• Cecil B. DeMille

Ready for My deMille: Profiles in Excellence – Buddy Adler, 1958

Beginning in 1952 when the Cecil B. deMille Award was presented to its namesake visionary director, the Hollywood Foreign Press Association has awarded its most prestigious prize 66 times. From Walt Disney to Bette DavisElizabeth Taylor to Steven Spielberg and 62 others, the deMille has gone to luminaries – actors, directors, producers – who have left an indelible mark on Hollywood. Sometimes mistaken with a career achievement award, per HFPA statute, the deMille is more precisely bestowed for “outstanding contributions to the world of entertainment”. In this series, HFPA cognoscente and former president Philip Berk profiles deMille laureates through the years.

The short happy life of Buddy Adler. In fact, two years after he received the Cecil B. deMille award for lifetime achievement (the youngest recipient to receive this honor at the time) he succumbed at the age of 54.

From 1939 until 1943 he worked as a short subjects screenwriter at MGM, where one of his scripts for the popular Pete Smith Specialties won an Oscar as Best Short. He was drafted into the army where he rose to the rank of Lieutenant Colonel without the benefit of a commission. After the war, he returned to MGM where he was groomed as a producer, but it was Harry Cohn who finally gave him his first producer credit.

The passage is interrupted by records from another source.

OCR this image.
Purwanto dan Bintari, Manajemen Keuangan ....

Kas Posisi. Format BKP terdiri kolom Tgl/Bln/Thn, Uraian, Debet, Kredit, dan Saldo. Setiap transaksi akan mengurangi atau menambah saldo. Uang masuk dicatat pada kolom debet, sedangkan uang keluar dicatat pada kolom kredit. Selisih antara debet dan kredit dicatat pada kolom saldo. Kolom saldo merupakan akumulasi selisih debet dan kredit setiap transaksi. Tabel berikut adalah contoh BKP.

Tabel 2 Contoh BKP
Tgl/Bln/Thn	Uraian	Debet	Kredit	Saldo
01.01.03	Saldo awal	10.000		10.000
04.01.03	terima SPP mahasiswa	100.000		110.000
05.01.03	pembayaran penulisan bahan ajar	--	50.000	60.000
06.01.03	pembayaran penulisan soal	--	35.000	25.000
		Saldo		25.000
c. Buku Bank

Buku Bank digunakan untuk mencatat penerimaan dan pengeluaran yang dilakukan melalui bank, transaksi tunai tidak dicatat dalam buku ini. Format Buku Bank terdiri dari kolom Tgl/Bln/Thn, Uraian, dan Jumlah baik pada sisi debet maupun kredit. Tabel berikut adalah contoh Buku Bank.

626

Although Columbia was considered a minor studio, it had won a handful of Best Picture Oscars and Adler fit in just nicely. Cohn had a number of stars under a short term contract, and Adler provided them with worthy projects starting with William Holden in The Dark Past, an unusual role for him which may have convinced Billy Wilder he could play Joe Gillis in Sunset Boulevard. He found two delightful properties for Rosalind Russell which marked her welcome return to comedy and gave Margaret Sullivan an Oscar-worthy role which turned out to be her last screen appearance, No Sad Songs for Me, and Loretta Young had a suspenseful role in Paula.

Contract players were also taken care of. John Derek fresh from playing Broderick Crawford’s son in Columbia’s Oscar winner All The King’s Men got his first starring role in Saturday’s Hero, and Crawford himself had one of his strongest roles in The Last of the Comanches. Incidentally, most of Adler’s Columbia films were directed by Rudolph Mate, a once-celebrated cinematographer who photographed the classic films of Carl Theodor Dreyer and Rene Clair.

His next two pictures, however, Salome with Rita Hayworth and From Here to Eternity, for which he earned his only Oscar, sealed his fate at the studio. The first was a critical failure, but the second a huge success, which enabled him to leave the studio and take up residency at Twentieth Century Fox where he would be groomed as Darryl F. Zanuck’s eventual successor.

At Fox, bolstered by that Oscar win, he was able to attract Hollywood’s top stars, Clark Gable in Soldier of Fortune, Jennifer Jones and William Holden in Love Is a Many-Splendored Thing, Humphrey Bogart in The Left Hand of God, and Jane Russell in The Revolt of Mamie Stover.

And then when Love Is a Many-Splendored Thing became an Oscar contender and won a Golden Globe for Promoting Understanding, he set his sights on winning awards, and in subsequent years he provided nominations for Marilyn Monroe in Bus Stop (she was nominated for a Golden Globe as Best Actress) for Ingrid Bergman in Anastasia (she won both the Golden Globe and the Oscar as Best Actress), for Deborah Kerr and Robert Mitchum in Heaven Knows Mr. Allison (Kerr was nominated for a Golden Globe and Oscar as Best Actress) and for Eva Marie Saint in A Hatful of Rain (she was nominated for a Golden Globe as Best Actress) a film which reunited him with his From Here to Eternity director Fred Zinnemann.

In 1956 he assumed the job of running the studio and among the films the studio produced during his four years the most noteworthy are The King and I, Peyton Place, The Diary of Anne Frank, all Golden Globe and Oscar Best Picture nominees. But sadly to his discredit as the producer of Rodgers and Hammerstein’s immortal South Pacifiche allowed director Josh Logan to experiment with color and turn what should have been the year’s runaway box office smash into a sorry disappointment.

His final personal production, The Inn of Sixth Happiness, was a bloated prestige picture that not even Ingrid Bergman could rescue, although it won a Golden Globe for Promoting International Understanding.